Next week's Budget announcement must be a radical one, significantly reducing spending to ensure that the Chancellor keeps the promise he made Britain before the election: that the deficit will be eliminated by 2018. With Britain still running a £75 billion deficit this year and adding to a £1.5 trillion credit card bill, it is crucial he enacts significant spending reductions early on in this Parliament.
Rather than give in to misguided calls to ease up on spending restraint, he must use this budget to go further and faster on deficit reduction without hitting families via increased cost of living taxes.

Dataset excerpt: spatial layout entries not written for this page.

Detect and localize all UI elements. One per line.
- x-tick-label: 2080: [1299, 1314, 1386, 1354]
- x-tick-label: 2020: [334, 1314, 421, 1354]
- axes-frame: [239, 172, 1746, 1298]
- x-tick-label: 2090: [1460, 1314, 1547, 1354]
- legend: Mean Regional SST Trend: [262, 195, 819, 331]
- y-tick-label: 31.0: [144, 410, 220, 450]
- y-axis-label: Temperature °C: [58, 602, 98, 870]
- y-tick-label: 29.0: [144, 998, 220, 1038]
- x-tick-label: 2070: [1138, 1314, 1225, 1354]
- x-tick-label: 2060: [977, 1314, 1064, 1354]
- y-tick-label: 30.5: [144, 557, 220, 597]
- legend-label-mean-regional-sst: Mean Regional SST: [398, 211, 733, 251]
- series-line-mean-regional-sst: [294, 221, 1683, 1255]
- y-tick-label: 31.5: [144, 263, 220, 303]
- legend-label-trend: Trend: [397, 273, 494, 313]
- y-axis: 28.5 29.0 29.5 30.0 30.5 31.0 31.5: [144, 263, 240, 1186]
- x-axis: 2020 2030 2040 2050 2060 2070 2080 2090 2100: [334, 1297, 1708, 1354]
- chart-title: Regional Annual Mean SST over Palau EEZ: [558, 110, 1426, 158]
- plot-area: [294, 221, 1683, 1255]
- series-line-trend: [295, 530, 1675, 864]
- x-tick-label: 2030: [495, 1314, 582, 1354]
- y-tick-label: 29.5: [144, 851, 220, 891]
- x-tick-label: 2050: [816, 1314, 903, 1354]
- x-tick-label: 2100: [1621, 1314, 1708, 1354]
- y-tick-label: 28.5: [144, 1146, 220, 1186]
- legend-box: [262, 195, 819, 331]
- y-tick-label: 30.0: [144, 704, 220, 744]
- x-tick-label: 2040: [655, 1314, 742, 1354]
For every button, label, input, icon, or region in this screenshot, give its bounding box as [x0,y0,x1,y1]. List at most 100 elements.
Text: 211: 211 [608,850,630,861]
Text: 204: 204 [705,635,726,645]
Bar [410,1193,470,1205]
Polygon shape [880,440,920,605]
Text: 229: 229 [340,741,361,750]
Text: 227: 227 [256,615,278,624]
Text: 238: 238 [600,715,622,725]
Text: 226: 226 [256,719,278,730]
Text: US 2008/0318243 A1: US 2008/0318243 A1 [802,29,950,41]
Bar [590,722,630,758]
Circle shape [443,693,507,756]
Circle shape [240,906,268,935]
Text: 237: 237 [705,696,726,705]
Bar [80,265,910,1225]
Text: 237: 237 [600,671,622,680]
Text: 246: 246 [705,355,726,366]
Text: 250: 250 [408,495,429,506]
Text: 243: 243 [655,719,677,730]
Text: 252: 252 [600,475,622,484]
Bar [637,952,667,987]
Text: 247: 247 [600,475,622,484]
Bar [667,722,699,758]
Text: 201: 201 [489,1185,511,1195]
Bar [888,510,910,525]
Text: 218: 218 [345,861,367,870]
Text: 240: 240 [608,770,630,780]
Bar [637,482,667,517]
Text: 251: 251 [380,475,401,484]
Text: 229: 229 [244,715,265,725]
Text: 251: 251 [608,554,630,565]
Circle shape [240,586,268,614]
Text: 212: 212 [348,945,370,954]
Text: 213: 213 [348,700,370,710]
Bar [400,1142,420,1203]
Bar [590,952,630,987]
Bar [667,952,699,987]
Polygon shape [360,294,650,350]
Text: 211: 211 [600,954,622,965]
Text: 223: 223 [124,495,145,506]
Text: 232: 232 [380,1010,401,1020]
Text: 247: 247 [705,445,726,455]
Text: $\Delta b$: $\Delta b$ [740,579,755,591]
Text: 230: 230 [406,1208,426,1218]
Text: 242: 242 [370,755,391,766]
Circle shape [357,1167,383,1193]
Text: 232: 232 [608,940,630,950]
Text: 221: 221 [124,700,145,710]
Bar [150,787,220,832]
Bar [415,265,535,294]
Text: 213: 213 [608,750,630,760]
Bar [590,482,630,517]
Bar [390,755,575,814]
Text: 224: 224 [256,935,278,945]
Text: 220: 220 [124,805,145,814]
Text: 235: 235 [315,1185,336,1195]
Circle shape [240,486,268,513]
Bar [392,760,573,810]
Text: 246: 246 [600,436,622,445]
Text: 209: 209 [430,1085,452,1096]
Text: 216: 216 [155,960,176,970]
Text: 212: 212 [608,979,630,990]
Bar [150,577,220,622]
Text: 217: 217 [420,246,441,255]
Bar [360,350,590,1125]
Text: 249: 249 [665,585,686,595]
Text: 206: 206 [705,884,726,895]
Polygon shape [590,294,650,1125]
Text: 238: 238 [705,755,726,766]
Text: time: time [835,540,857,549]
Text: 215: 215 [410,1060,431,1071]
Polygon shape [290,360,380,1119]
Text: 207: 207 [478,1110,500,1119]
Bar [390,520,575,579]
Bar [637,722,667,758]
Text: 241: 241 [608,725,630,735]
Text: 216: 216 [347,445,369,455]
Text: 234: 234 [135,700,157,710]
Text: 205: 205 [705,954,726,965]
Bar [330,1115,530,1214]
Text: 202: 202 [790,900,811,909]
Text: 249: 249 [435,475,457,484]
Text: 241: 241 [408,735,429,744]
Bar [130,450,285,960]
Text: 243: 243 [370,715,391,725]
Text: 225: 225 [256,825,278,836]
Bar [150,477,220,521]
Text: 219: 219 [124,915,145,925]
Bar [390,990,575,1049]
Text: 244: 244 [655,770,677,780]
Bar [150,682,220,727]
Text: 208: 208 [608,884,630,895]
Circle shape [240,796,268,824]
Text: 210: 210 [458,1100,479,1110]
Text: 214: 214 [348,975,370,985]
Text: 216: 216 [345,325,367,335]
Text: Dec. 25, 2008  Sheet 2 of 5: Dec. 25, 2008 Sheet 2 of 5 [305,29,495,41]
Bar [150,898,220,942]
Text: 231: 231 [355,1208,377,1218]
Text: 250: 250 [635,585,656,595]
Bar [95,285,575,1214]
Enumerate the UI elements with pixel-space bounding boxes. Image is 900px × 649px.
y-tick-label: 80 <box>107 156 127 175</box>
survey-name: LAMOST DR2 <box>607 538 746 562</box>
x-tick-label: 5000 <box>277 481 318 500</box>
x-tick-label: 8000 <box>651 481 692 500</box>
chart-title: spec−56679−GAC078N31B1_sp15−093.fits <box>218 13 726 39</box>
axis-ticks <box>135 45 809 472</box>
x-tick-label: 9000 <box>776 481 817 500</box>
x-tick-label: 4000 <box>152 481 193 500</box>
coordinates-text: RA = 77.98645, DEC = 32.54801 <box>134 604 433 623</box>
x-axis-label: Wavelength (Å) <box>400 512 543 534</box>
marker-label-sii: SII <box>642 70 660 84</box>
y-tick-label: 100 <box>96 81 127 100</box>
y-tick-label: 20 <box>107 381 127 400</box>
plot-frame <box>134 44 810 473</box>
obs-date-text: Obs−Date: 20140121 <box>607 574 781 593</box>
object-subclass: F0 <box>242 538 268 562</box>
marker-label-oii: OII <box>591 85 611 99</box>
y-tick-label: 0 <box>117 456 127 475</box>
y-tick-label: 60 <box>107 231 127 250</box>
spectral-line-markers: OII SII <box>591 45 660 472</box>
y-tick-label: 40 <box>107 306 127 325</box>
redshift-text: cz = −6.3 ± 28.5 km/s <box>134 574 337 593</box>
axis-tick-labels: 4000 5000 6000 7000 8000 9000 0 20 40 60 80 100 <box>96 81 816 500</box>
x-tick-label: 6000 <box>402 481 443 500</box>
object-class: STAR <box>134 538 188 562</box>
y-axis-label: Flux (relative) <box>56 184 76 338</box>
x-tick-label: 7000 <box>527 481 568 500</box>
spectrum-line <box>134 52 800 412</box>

As part of the Budget, the Chancellor should announce:
- Radical reform of Whitehall, including the scrapping of the Business and Energy Department, with their useful functions moved into other Departments, resulting in savings of more than £5 billion by the end of the Parliament
- A further reduction in the benefit cap to £20,000 - roughly equivalent to the post-tax national average salary - saving another £700 million on top of the planned reduction to £23,000
- The end of national pay bargaining for public sector staff, which could save around £5.8 billion by 2020
- The end of middle class welfare, with serious means testing introduced for numerous benefits including free bus passes and the Winter Fuel Allowance
Alongside these spending measures, he should also announce:
- The conclusions of the consultation into the merger of National Insurance and Income Tax, and bring National Insurance thresholds in to line with Income Tax as the first step towards doing just that
- A further freeze in Fuel Duty, resisting the urge to use taxpayers who rely on their cars as a cash-cow
Ahead of the budget, Jonathan Isaby, Chief Executive of the TaxPayers' Alliance, said:
"It's time for an end to the gimmicks and the tinkering. The Chancellor has been given a mandate to eliminate the deficit, and he must crack on with it - that means radical changes to Whitehall, welfare reform, and driving down on public sector inefficiency.
"George Osborne must also resist the urge to match our over-spending with too-high taxes. There are worrying rumours of an increase in Fuel Duty, which would hit families across the country who rely on their cars to take children to school and themselves to work. Deficit elimination should be achieved through spending reductions, not tax hikes."